Recette à base d'agneau
#Pâques

A Pâques, savourons l’agneau des bergers d’Île-de-France

En cette période pascale qui approche, l’agneau des bergers d’Île-de-France va occuper une place de choix sur les tablées franciliennes et dans les paniers 100% terroir régional. Une viande tendre et d’une grande douceur, issue de la première filière locale de production de viande à s’être constituée en Île-de-France.

L’agneau d’Île-de-France fait de plus en plus d’adeptes, chez les consommateurs comme les restaurateurs. Et pour cause ! Il est l’exemple même d’une parfaite alimentation en circuit-court. L’agneau francilien est un animal élevé avec le plus grand soin. Nourris au lait de leur mère pendant 90 à 100 jours, avant de bénéficier de compléments naturels de céréales, d’orge, pois, pulpe de betterave et luzerne produits par les éleveurs sur leur exploitation. Un vrai modèle environnemental. Et de quoi sublimer la viande tendre de cette race d’agneaux élevée dans la région depuis 1832. Produit de notre terroir, il est issu d’un croisement opéré il y a plus de 150 ans entre le mérinos de Rambouillet et le dishley anglais.
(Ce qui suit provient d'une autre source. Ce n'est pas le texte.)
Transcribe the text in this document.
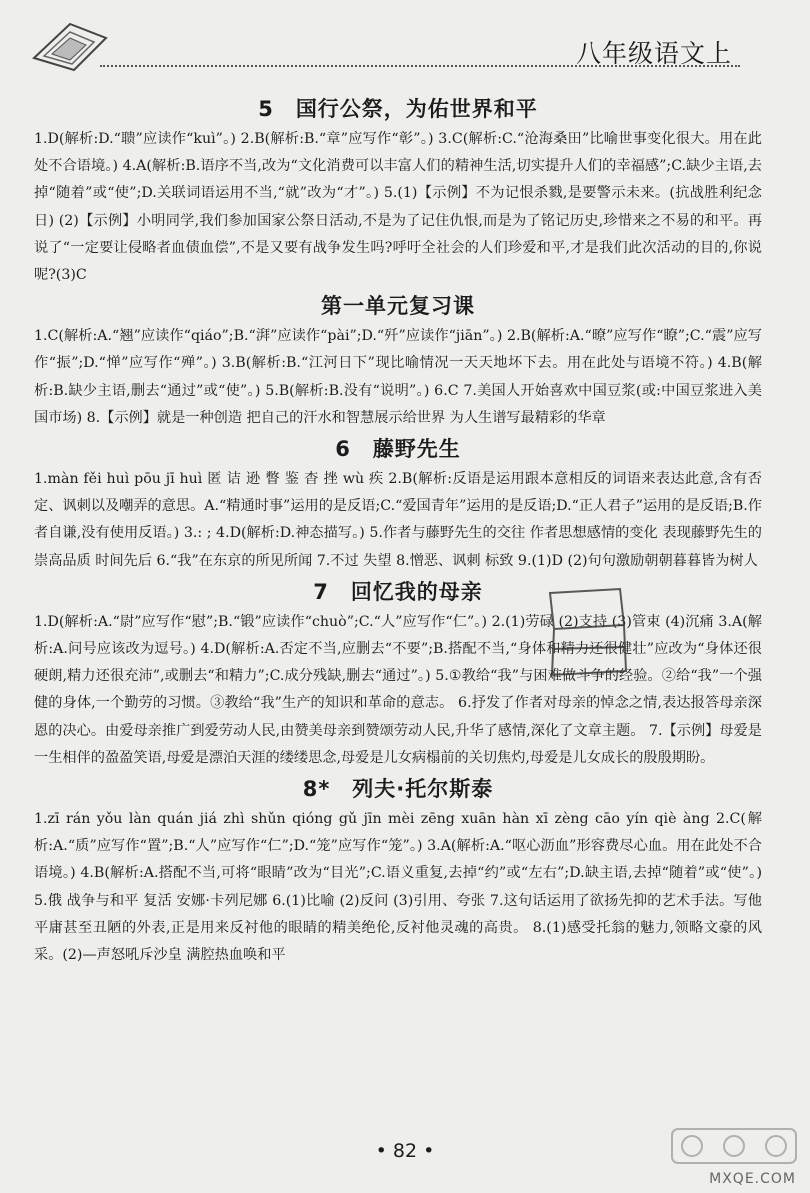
八年级语文上
5 国行公祭，为佑世界和平

1.D(解析:D.“聩”应读作“kuì”。) 2.B(解析:B.“章”应写作“彰”。) 3.C(解析:C.“沧海桑田”比喻世事变化很大。用在此处不合语境。) 4.A(解析:B.语序不当,改为“文化消费可以丰富人们的精神生活,切实提升人们的幸福感”;C.缺少主语,去掉“随着”或“使”;D.关联词语运用不当,“就”改为“才”。) 5.(1)【示例】不为记恨杀戮,是要警示未来。(抗战胜利纪念日) (2)【示例】小明同学,我们参加国家公祭日活动,不是为了记住仇恨,而是为了铭记历史,珍惜来之不易的和平。再说了“一定要让侵略者血债血偿”,不是又要有战争发生吗?呼吁全社会的人们珍爱和平,才是我们此次活动的目的,你说呢?(3)C

第一单元复习课

1.C(解析:A.“翘”应读作“qiáo”;B.“湃”应读作“pài”;D.“歼”应读作“jiān”。) 2.B(解析:A.“暸”应写作“瞭”;C.“震”应写作“振”;D.“惮”应写作“殚”。) 3.B(解析:B.“江河日下”现比喻情况一天天地坏下去。用在此处与语境不符。) 4.B(解析:B.缺少主语,删去“通过”或“使”。) 5.B(解析:B.没有“说明”。) 6.C 7.美国人开始喜欢中国豆浆(或:中国豆浆进入美国市场) 8.【示例】就是一种创造 把自己的汗水和智慧展示给世界 为人生谱写最精彩的华章

6 藤野先生

1.màn fěi huì pōu jī huì 匿 诘 逊 瞥 鉴 杳 挫 wù 疾 2.B(解析:反语是运用跟本意相反的词语来表达此意,含有否定、讽刺以及嘲弄的意思。A.“精通时事”运用的是反语;C.“爱国青年”运用的是反语;D.“正人君子”运用的是反语;B.作者自谦,没有使用反语。) 3.: ; 4.D(解析:D.神态描写。) 5.作者与藤野先生的交往 作者思想感情的变化 表现藤野先生的崇高品质 时间先后 6.“我”在东京的所见所闻 7.不过 失望 8.憎恶、讽刺 标致 9.(1)D (2)句句激励朝朝暮暮皆为树人

7 回忆我的母亲

1.D(解析:A.“尉”应写作“慰”;B.“锻”应读作“chuò”;C.“人”应写作“仁”。) 2.(1)劳碌 (2)支持 (3)管束 (4)沉痛 3.A(解析:A.问号应该改为逗号。) 4.D(解析:A.否定不当,应删去“不要”;B.搭配不当,“身体和精力还很健壮”应改为“身体还很硬朗,精力还很充沛”,或删去“和精力”;C.成分残缺,删去“通过”。) 5.①教给“我”与困难做斗争的经验。②给“我”一个强健的身体,一个勤劳的习惯。③教给“我”生产的知识和革命的意志。 6.抒发了作者对母亲的悼念之情,表达报答母亲深恩的决心。由爱母亲推广到爱劳动人民,由赞美母亲到赞颂劳动人民,升华了感情,深化了文章主题。 7.【示例】母爱是一生相伴的盈盈笑语,母爱是漂泊天涯的缕缕思念,母爱是儿女病榻前的关切焦灼,母爱是儿女成长的殷殷期盼。

8* 列夫·托尔斯泰

1.zī rán yǒu làn quán jiá zhì shǔn qióng gǔ jīn mèi zēng xuān hàn xī zèng cāo yín qiè àng 2.C(解析:A.“质”应写作“置”;B.“人”应写作“仁”;D.“笼”应写作“笼”。) 3.A(解析:A.“呕心沥血”形容费尽心血。用在此处不合语境。) 4.B(解析:A.搭配不当,可将“眼睛”改为“目光”;C.语义重复,去掉“约”或“左右”;D.缺主语,去掉“随着”或“使”。) 5.俄 战争与和平 复活 安娜·卡列尼娜 6.(1)比喻 (2)反问 (3)引用、夸张 7.这句话运用了欲扬先抑的艺术手法。写他平庸甚至丑陋的外表,正是用来反衬他的眼睛的精美绝伦,反衬他灵魂的高贵。 8.(1)感受托翁的魅力,领略文豪的风采。(2)—声怒吼斥沙皇 满腔热血唤和平

• 82 •
MXQE.COM
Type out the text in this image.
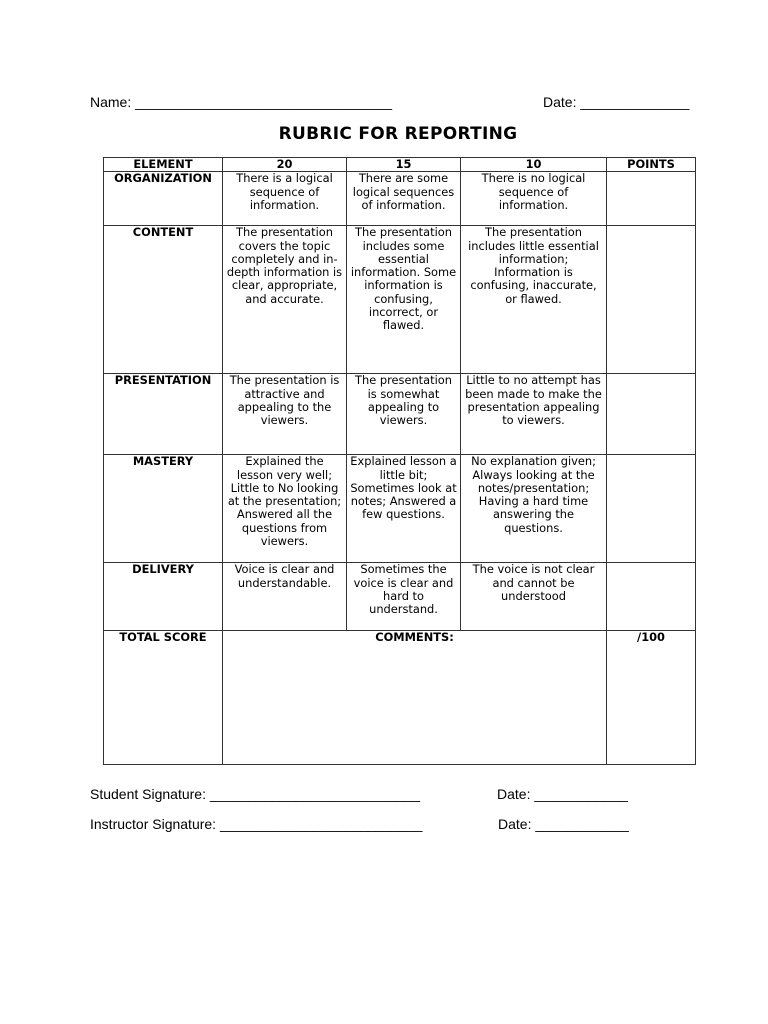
Name: _________________________________	Date: ______________
RUBRIC FOR REPORTING
ELEMENT	20	15	10	POINTS
ORGANIZATION	There is a logical sequence of information.	There are some logical sequences of information.	There is no logical sequence of information.	
CONTENT	The presentation covers the topic completely and in-depth information is clear, appropriate, and accurate.	The presentation includes some essential information. Some information is confusing, incorrect, or flawed.	The presentation includes little essential information; Information is confusing, inaccurate, or flawed.	
PRESENTATION	The presentation is attractive and appealing to the viewers.	The presentation is somewhat appealing to viewers.	Little to no attempt has been made to make the presentation appealing to viewers.	
MASTERY	Explained the lesson very well; Little to No looking at the presentation; Answered all the questions from viewers.	Explained lesson a little bit; Sometimes look at notes; Answered a few questions.	No explanation given; Always looking at the notes/presentation; Having a hard time answering the questions.	
DELIVERY	Voice is clear and understandable.	Sometimes the voice is clear and hard to understand.	The voice is not clear and cannot be understood	
TOTAL SCORE	COMMENTS:			/100
Student Signature: ___________________________	Date: ____________
Instructor Signature: __________________________	Date: ____________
Dans les années 1960, on comptait jusqu’à 100 000 ovins dans la région, avant que le cheptel ne décline progressivement au cours des décennies suivantes.

Cette filière historique a toutes les cartes en main pour retrouver son rayonnement d’antan. Créée le 1er janvier 2017, l’association Bergers d’Île-de-France regroupe aujourd’hui près d’une vingtaine d’éleveurs. Leur marque l’Agneau des bergers d’Île-de-France a quant à elle vu son lancement officiel en 2018 au Salon de l’agriculture, sur le pavillon de la région Île-de-France, par la Présidente, Valérie Pécresse.

Elle vient répondre à une demande de viande d’agneau locale parfaitement tracée de la part des consommateurs. La Chambre d’Agriculture de Région Île-de-France et Île-de-France Terre de saveurs se sont associées aux éleveurs pour les accompagner dans le développement de cette marque de référence répondant à des exigences de traçabilité, de goût, de sauvegarde du patrimoine et des savoir-faire.

Reste un nouveau défi. Celui d’augmenter la production tout en respectant le cahier des charges rigoureux de la filière. Un enjeu auquel répond le Plan régional de l’Alimentation voté le 4 février dernier afin notamment d’encourager la diversification des exploitations céréalières.

Ris, gigot ou épaule d’agneau, laissez-vous tenter par la chair rosée et fondante de cette viande à la saveur prononcée et subtile.